You happen to have a nice temp for a lot of ale yeast ... 68F ...
 
Ozzy seems to have close to that down in his basement or cellar or whatever ...
 
I have 74-75F via air-condition most of the whole year ... which is too warm for the optimum temp for most ale yeast ...
 
The saison yeast's happy there ... if only I wanted to drink saison most of the time, I'd be in great shape ... I like it on occasion, relative to porter/stout ...
 
Yeah, for me it's a game of getting the beers I like through cold storage ... it's the overarching constraint, encompassing everything else ...
 
Packaged beer doesn't really want to be sitting around at mid-seventies, either, so bottling doesn't spare me ...
 
I may very well add a window A/C to that room at some point, to make a 68F room ...
 
stouts/ipa/pale ale/typical ale yeast - 67
 
belgians - your room temp
 
thats really all you are going to be brewing so keep it simple
 
if you wanna do a lager, do it at 53-55, then stick it at room temp for diacetyl rest
 
no one does stouts at lagering temps, unless they are dumb, or they are making a baltic style porter
 
Yeah, it is what it is ...
 
I think a solution for getting to add a little bit of variability would be to add one more small cold-storage container that can do a single carboy (dorm room fridge or whatever), for the oddball batch, or to use for crashing and the occasional lager ...
 
On to better things ...
 
I was excited to find the game hoist last night, which was much, much cheaper than the one's I had been looking at for emergency services for people who drop down manholes/shafts ...
 
The emergency services tripods were not tall enough, and were like $700-$4k ... I would have been better off installing a hook in my carport roof ...
 
The game hoist is 96' tall (room to string up a buck, or whatever), holds 500 lbs, and has a gambrel that's linear (like a clothes hangar) which will work nicely for the straps on the BIAB bag for the big cooler ...
 
http://amzn.com/B00PTW9OT2
 
It breaks down into parts, too, which is nice - so I can store it inside w/ the burner/cauldron etc ...
 
I think I'm all set, I just have to perform the kettle modifications ...
 
I don't intend to install anything except a spigot and return on the boil kettle ...
 
It doesn't need a thermometer or sight-glass or anything, since I have a dial thermometer in the wort-chilling loop ...
 
 
 
Should be good to go, sooner than later ...
 
Work robbed me of my brew day, but what I'm having to do for work will cover half the cost of the new gear overnight ...
 
I guess that's a win, even though I'm pissed off about it ...
 
Aiming for a Friday night brew session, now ...
 
grantmichaels said:
Work robbed me of my brew day, but what I'm having to do for work will cover half the cost of the new gear overnight ...
 
I guess that's a win, even though I'm pissed off about it ...
 
Aiming for a Friday night brew session, now ...

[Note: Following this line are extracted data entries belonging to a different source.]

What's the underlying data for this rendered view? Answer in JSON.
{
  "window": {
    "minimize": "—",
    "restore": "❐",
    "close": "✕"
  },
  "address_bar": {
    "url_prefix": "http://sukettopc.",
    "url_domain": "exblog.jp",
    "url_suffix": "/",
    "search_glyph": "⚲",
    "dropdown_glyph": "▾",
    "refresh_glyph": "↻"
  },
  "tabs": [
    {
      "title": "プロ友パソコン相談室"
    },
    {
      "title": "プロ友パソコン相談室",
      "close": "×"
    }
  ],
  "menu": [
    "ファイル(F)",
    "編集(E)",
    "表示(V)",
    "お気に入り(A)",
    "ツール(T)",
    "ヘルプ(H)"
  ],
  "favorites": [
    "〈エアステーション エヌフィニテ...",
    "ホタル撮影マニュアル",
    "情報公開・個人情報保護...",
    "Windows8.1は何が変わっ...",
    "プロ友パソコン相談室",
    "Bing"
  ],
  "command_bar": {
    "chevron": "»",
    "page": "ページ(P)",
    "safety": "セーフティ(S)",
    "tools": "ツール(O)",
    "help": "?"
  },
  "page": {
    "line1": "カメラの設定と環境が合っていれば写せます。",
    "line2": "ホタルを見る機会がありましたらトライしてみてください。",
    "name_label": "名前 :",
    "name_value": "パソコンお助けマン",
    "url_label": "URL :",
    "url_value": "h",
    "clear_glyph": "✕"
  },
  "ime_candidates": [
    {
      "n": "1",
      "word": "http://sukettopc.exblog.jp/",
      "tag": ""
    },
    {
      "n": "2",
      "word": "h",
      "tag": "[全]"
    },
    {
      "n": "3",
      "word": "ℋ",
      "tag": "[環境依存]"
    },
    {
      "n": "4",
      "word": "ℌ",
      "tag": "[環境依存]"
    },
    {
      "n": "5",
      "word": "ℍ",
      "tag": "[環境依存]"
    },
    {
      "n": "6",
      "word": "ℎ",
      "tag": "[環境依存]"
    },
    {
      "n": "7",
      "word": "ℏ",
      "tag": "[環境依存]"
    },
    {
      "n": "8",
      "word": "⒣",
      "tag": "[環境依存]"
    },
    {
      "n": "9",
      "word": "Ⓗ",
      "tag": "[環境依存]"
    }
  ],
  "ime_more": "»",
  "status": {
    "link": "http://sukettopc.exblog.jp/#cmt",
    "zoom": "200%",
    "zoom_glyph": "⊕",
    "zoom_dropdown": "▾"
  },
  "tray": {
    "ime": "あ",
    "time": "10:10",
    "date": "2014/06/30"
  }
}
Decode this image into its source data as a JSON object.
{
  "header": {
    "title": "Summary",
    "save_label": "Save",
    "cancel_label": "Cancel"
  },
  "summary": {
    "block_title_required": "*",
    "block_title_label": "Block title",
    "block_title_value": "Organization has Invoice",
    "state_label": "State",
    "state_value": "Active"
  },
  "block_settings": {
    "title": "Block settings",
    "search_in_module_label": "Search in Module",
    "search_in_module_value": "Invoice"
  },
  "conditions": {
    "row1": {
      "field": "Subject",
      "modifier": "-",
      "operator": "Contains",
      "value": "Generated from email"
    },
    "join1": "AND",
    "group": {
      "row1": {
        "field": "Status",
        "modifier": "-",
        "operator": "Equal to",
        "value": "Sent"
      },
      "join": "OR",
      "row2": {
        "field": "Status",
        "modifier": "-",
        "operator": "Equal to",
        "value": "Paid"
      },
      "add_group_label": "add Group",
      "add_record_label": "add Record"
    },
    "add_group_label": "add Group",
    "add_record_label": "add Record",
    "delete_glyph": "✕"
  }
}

I am all about making the money when you can.....but Grant needs some play time.
 
tctenten said:
I am all about making the money when you can.....but Grant needs some play time.
 
I feel the same way, but this one bothers me because I'm working at an inconvenient time due to coworker's not doing THEIR job ...
 
I love working because we're busy ... but it's not the same when it's the same work, just rushed because some motherf**ker dropped the ball!!!! grr ....
 
It's tough this time of year ... everything ends up falling in my lap, no matter what ...
 
 
 
 
 
 
So ... notice the change of scenery? ...
 
 
 
I asked THP to merge all of my threads ;) ... so here we are.
 
When it was crickets around here, I thought it would be cool to spin off all the different stuff I was spreading into ...
 
Now that there's some momentum and a critical mass of folks brewing and sharing, though, I feel the opposite ...
 
I like the stance on that burner.  A couple things come to mind.  One is a heat shield to protect the rubber handle on your 3 piece valve and/if thermometer.  Two would be a simple push button ignitor mounted to fire the burner.  Reaching in with a lighter or fireplace starter will suck.
 
Three...whats with the deer hoist.  Are you planning on lifting wet grain out of the cooler to drain?  Why can't it just drain out of the cooler?  A hoist system has no purpose when you can drain out the bottom.  Now a swing arm/hoist that will put the heavy bag over a wheel barrow for compost makes sense.